Not one to take defeat lying down, the irate Wang took an increasingly popular route for disgruntled consumers in eastern China -- he enlisted the help of the Shanghai Wave Complaints Hotline radio show.
The live program, which runs for an hour every weekday morning on China Eastern Radio, is one of the city's most popular radio shows, dishing out a tasty mix of angry customers, fraudulent shop owners and happy endings.
Complaints Hotline host Qu Cheng, a law graduate, said the media played a large role in helping Chinese customers become aware of their rights as well as mediating in disputes between disgruntled consumers and those peddling faulty goods and shoddy services.

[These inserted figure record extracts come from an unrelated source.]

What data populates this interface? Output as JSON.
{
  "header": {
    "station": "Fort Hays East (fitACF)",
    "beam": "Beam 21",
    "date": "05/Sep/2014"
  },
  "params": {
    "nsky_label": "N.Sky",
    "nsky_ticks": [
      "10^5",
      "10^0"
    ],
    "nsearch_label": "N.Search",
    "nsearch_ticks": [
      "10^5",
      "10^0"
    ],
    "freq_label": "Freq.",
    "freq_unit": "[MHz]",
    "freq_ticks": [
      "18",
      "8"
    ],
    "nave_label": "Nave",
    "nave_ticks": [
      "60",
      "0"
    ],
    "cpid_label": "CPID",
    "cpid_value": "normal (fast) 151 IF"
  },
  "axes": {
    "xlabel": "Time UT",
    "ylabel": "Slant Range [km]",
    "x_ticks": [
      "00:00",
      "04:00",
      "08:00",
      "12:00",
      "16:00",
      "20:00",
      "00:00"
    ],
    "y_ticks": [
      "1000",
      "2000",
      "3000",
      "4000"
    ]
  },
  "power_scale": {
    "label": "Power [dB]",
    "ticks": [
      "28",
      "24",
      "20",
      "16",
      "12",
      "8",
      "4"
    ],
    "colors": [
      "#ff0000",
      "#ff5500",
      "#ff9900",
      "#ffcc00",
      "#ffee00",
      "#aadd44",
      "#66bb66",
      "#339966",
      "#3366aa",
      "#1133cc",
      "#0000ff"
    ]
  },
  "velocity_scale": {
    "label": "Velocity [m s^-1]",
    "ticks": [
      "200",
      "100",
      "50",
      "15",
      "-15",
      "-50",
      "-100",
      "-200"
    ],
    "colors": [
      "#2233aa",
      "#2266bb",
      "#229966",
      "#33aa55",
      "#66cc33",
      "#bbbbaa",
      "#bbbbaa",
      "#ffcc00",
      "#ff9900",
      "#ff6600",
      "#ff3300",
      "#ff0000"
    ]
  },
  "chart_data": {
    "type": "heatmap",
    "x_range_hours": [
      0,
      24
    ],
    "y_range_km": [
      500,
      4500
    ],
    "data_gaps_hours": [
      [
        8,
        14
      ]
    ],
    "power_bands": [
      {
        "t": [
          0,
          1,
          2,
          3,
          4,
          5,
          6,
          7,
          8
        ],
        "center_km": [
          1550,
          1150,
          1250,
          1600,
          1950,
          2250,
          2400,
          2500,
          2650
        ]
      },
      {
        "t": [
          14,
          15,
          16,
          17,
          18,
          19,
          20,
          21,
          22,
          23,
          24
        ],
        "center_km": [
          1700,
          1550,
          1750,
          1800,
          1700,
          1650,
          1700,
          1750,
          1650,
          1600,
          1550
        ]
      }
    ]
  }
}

China's economy has been picking up steam in the last 12 months and the country's consumers, who are driving the engines of domestic growth, are increasingly unwilling to settle for second best.
Many are taking to the law to wrest the best service possible from vendors across the country, and working with the media and the Chinese Consumers' Association to back them up.

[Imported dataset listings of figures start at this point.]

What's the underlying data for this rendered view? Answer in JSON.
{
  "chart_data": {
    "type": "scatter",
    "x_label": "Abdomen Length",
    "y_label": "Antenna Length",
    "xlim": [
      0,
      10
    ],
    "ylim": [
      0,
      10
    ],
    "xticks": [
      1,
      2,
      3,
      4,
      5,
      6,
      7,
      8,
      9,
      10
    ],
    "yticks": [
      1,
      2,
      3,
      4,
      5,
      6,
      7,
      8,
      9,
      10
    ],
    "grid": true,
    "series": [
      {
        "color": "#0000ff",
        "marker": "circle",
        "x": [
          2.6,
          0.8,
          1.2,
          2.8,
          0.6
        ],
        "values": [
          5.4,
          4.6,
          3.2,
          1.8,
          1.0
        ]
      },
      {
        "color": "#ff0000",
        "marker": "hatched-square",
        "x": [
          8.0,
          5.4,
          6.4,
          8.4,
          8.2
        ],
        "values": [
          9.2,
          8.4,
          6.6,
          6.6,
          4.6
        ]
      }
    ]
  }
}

So, live on air last week, Qu rang the Foster's sales office to take up Wang's complaint before an audience of around 15 million listeners. Qu told a Foster's sales assistant, who identified herself as Miss Liu, that under China's consumer law customers were entitled to a full refund if they believed goods were defective and they could prove why they had lost confidence in a product.

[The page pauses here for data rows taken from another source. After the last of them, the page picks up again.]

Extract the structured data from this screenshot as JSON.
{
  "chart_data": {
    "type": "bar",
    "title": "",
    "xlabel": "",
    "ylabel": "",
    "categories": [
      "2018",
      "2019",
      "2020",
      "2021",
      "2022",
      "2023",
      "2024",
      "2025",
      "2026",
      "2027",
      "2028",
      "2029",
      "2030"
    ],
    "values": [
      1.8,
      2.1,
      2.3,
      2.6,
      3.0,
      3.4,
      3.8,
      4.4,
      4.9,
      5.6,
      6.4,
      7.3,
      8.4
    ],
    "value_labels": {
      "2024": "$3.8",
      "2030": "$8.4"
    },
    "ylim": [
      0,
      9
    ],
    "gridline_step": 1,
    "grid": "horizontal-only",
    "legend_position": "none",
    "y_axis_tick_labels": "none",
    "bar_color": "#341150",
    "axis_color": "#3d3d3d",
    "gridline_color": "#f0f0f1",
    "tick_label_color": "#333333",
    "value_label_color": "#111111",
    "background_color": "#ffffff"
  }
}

Thus the brewing firm should give Wang Yong a full refund as well as some free beer as a goodwill gesture, Qu advised on air.
The sales assistant, placed on the spot, promised she would come up with a solution to satisfy the disgruntled Wang, and the story ended happily.
"We give lots of judgments, which are not legally binding, but most people are happy to accept them," Qu said.
His show, which reaches listeners in Shanghai and the neighboring provinces of Zhejiang and Jiangsu, has been on air for nine years, and in that period people have become more aware of their rights and more willing to fight for them, the host said.
In fact, the country famed for shoddy toys, shoes and knick-knacks made for export has some of the most "revolutionary and remarkable" consumer legislation in the world, said Professor Ling Bing of City University in Hong Kong.
The Consumer Protection Law of 1994 decrees that firms which knowingly sell faulty goods must compensate the consumer twice the value of the original product.
"If the shop sells shoddy products ... It's up to the shop to show they are not fraudulent," Ling said.
There are more than 90,000 consumer associations throughout China with around 10,000 full-time staff working to protect individual customer rights.
Wang Qianhu, director of the Appeals Department at the Association's Beijing headquarters, said consumer protection had gained ground rapidly in the seven years since the protection law was passed.
Even in rural areas, where lack of money, poor education, transport difficulties or a weak grasp of legal rights made it hard to protect customers, matters were improving.
"In rural areas we have tried to get help from local governments and village associations to disseminate the idea of people's rights and ability to protect themselves in recent years," Wang said.